10: Full blown Caslon
Bell Gothic has a italic that would be somewhere between 2 and 3 yet it has the traditional Cyrillic italic forms.
https://www.myfonts.com/fonts/paratype/bell-gothic-bt/italic/glyphs.htmlAnd Futura has oblique forms.
https://www.myfonts.com/fonts/paratype/futura-book/futura-medium-italic/glyphs.htmlIs it a case of "how humanist" the design is?
Comments
https://en.wikipedia.org/wiki/Cyrillic_script
One could say that the traditional Cyrillic upright lowercase is by definition far more static than the Latin upright lowercase. It lacks open round forms such as “u”, “n”, “h”, “m”, which in Latin are already very cursive compared with the uppercase. If you take a dynamic scale (0 — fully static, 100 — fully dynamic), then Latin upright uppercase is 0 but Latin upright lowercase is 40. So you get an overall score of 30 or so. But the traditional Cyrillic uppercase and lowercase are both 0. With the Latin italic lowercase, you cursify only some glyphs, so you raise the dynamics to 60-70. With the Cyrillic italic lowercase, if you choose to cursify, you also go to 60-70, but you go from 0, not from 40 like in Latin. So the jump is indeed quite large. But the overall effect is still more static than Latin because the italic is usually used as a secondary typeface for emphasis.
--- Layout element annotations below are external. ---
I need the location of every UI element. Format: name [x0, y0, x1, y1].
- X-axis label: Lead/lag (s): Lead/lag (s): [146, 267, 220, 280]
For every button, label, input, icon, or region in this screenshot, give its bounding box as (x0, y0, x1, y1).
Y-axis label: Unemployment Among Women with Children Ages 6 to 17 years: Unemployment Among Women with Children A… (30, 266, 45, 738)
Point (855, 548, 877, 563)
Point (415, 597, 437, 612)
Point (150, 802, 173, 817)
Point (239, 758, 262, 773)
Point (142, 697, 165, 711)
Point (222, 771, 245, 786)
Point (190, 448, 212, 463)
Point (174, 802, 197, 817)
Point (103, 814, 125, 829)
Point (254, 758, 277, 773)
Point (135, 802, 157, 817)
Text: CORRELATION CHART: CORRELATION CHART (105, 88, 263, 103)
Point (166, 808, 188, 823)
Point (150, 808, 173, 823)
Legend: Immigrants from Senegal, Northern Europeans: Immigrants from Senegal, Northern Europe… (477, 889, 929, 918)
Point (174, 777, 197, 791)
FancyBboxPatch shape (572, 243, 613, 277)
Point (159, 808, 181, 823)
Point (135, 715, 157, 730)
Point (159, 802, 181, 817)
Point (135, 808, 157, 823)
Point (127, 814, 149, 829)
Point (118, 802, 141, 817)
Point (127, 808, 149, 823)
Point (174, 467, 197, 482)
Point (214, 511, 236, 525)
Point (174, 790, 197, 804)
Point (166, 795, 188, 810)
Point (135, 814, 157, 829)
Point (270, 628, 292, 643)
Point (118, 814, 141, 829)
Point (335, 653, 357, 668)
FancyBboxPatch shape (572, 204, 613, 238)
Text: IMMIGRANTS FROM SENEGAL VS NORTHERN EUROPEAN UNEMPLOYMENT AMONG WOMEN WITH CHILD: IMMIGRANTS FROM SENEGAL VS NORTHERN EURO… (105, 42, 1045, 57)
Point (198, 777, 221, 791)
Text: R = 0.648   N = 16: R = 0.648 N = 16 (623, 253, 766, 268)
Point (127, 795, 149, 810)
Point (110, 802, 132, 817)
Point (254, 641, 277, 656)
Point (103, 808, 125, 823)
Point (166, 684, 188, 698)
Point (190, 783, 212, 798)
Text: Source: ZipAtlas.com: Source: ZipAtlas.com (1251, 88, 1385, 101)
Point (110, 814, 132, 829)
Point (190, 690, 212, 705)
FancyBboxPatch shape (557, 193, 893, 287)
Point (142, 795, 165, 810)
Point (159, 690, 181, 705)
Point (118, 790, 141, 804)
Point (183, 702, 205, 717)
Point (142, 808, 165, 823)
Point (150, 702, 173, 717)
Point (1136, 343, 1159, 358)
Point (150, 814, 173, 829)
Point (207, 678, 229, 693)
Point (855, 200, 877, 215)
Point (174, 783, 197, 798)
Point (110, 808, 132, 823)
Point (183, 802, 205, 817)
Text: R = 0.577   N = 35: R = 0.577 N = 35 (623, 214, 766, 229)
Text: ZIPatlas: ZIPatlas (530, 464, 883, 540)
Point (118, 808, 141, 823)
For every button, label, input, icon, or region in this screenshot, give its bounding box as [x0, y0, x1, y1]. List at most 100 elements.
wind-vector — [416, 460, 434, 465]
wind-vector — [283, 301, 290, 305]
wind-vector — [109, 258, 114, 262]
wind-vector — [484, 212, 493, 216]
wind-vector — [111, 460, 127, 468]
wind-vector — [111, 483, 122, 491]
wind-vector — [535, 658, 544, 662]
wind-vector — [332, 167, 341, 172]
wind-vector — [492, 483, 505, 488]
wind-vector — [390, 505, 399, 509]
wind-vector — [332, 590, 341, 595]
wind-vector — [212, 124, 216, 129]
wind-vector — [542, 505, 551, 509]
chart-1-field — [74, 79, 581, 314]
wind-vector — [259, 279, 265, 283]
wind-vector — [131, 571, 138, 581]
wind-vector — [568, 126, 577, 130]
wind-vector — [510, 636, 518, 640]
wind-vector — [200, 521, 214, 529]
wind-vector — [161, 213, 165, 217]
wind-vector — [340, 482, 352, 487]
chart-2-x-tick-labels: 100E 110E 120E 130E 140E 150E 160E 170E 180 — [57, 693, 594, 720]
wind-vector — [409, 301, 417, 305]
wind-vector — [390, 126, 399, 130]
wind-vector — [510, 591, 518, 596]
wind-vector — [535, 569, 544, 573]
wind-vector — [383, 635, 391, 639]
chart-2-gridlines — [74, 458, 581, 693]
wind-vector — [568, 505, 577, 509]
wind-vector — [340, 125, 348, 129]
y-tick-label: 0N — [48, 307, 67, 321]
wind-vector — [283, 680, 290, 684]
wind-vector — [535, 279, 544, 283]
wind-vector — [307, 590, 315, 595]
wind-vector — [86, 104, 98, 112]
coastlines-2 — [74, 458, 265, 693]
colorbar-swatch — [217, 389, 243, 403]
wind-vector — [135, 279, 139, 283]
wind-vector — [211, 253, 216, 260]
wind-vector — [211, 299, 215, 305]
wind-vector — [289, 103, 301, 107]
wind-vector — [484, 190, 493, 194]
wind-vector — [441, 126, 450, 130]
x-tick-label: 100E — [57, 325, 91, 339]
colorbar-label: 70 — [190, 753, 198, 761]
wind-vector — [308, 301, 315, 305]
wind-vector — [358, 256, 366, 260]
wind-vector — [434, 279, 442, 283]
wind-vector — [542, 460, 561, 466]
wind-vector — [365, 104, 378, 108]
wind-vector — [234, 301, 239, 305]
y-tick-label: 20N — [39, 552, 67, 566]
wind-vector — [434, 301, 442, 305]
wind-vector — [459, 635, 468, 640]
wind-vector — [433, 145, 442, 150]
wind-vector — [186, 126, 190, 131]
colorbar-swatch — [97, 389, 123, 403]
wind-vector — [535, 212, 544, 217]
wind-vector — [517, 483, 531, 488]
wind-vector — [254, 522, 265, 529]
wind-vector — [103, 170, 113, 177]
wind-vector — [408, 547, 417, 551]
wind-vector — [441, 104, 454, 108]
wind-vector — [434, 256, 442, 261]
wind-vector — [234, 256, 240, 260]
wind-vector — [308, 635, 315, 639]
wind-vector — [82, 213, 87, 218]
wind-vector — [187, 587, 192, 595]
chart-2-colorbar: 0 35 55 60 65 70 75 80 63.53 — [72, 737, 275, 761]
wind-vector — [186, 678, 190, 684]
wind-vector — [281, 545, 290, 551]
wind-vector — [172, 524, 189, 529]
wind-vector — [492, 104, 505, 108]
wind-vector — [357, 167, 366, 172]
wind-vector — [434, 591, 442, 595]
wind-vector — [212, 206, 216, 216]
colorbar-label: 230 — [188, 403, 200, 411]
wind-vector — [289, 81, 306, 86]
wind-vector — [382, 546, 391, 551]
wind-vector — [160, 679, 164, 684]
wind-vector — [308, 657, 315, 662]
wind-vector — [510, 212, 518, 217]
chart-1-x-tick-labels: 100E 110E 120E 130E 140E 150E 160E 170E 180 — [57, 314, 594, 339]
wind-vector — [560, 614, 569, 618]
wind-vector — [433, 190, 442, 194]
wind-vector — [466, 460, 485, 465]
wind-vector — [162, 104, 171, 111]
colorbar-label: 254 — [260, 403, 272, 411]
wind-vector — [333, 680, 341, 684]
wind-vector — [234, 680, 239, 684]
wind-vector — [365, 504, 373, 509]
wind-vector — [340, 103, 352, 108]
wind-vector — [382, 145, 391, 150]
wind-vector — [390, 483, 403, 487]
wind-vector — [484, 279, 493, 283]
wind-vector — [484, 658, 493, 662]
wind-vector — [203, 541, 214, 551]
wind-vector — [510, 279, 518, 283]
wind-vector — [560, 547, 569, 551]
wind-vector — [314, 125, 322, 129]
Note that many Bulgarian type designers prefer the more cursive Cyrillic forms even in the uprights (in order to get more open and round lowercase and escape the “small caps effect”). So they are effectively trying to achieve a similar dynamism in the upright lowercase as Latin already has.
BTW, Maria Doreuli’s William is a splendid (not just) Cyrillic Caslon.